Referring to what he sees as the three primary purposes of the church — worship, fellowship and discipleship -– Register noted, “These purposes are not impacted by location except where the people happen to be gathered for these purposes.”
Katrina “helped me reflect on a lot of things,” the pastor continued, including how Southern Baptists do church. “We’ve been very effective in enrolling and attending, studying and teaching. But I’m not sure that Southern Baptists have been extremely effective in life transformation.
“Because of Katrina, I’ve come to understand life transformation differently than as the typical downtown First Baptist church has been embracing it. In life transformation as a Christian, we should not be as consumed with location, style and model as we should be with ‘I want to be in the presence of my Lord, totally submissive to what He is saying to my life, and totally pliable to His hands that are molding and shaping me.’”

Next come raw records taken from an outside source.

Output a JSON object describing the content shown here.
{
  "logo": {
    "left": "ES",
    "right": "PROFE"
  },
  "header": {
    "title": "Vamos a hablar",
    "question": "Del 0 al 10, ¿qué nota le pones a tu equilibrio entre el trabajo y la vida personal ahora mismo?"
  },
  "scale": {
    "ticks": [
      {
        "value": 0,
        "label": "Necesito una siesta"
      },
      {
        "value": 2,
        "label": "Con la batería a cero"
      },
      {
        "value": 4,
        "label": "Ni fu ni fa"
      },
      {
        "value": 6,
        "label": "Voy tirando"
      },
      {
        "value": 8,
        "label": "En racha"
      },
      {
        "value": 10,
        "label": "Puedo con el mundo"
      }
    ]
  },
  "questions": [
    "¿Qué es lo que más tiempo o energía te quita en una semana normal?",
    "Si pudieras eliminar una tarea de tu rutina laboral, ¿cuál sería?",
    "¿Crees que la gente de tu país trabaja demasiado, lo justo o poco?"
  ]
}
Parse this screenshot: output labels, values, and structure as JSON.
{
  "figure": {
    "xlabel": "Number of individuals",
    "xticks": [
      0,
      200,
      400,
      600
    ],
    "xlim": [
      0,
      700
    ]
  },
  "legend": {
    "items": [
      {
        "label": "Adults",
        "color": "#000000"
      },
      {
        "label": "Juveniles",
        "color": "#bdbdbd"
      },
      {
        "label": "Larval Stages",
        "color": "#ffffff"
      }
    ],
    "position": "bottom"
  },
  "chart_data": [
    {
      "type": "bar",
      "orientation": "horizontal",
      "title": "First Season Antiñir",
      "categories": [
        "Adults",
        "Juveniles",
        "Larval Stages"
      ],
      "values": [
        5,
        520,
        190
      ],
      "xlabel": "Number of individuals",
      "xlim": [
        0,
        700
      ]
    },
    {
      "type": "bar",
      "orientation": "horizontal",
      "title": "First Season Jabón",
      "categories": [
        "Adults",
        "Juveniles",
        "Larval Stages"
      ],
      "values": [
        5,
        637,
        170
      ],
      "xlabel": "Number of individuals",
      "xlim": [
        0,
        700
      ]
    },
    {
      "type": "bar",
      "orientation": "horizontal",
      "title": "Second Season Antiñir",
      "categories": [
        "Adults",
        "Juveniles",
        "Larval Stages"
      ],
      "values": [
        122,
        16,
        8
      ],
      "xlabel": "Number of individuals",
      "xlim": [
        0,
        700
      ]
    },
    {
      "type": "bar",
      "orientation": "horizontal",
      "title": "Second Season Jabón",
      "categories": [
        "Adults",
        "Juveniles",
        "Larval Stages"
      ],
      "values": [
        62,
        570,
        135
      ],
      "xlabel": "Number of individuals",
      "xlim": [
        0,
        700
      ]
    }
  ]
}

Register told Baptist Press he is “deeply grateful for Southern Baptist volunteers, without whose help we’d be at least four months behind in our recovery.”
“Southern Baptists also have given $22 million toward relief efforts, and that astounds me,” he said.
Register believes, however, that Southern Baptists need to do something else with regard to disaster relief and recovery: “In the last few months, because of Katrina, Southern Baptists for the first time on a wide scale have gotten a vision of what ministry evangelism can really be.
“Because we have the greatest evangelistic opportunity in the history of this nation unfolding right now and for the next three to five years on the Mississippi and Louisiana Gulf Coasts and in New Orleans, we’ve got to have coming out of this first year after Katrina a holistic, top-down strategy — all the way from our North American Mission Board to our local churches — where everyone is working together.
“I’ve been asking for and writing for and crying for a strategy meeting where the top decision-makers at NAMB can come together with our state execs and a sampling of our DOMs and pastors in planning a holistic, unified, strike zone strategy for recovery so no one falls through any gaps. I’d be very pleased for that kind of meeting to occur,” Register said.
“God has positioned us perfectly for our next chapter of history, and only God can solve these big issues we’re facing,” the pastor said. “But for now, He’s doing it in an amazing fashion.”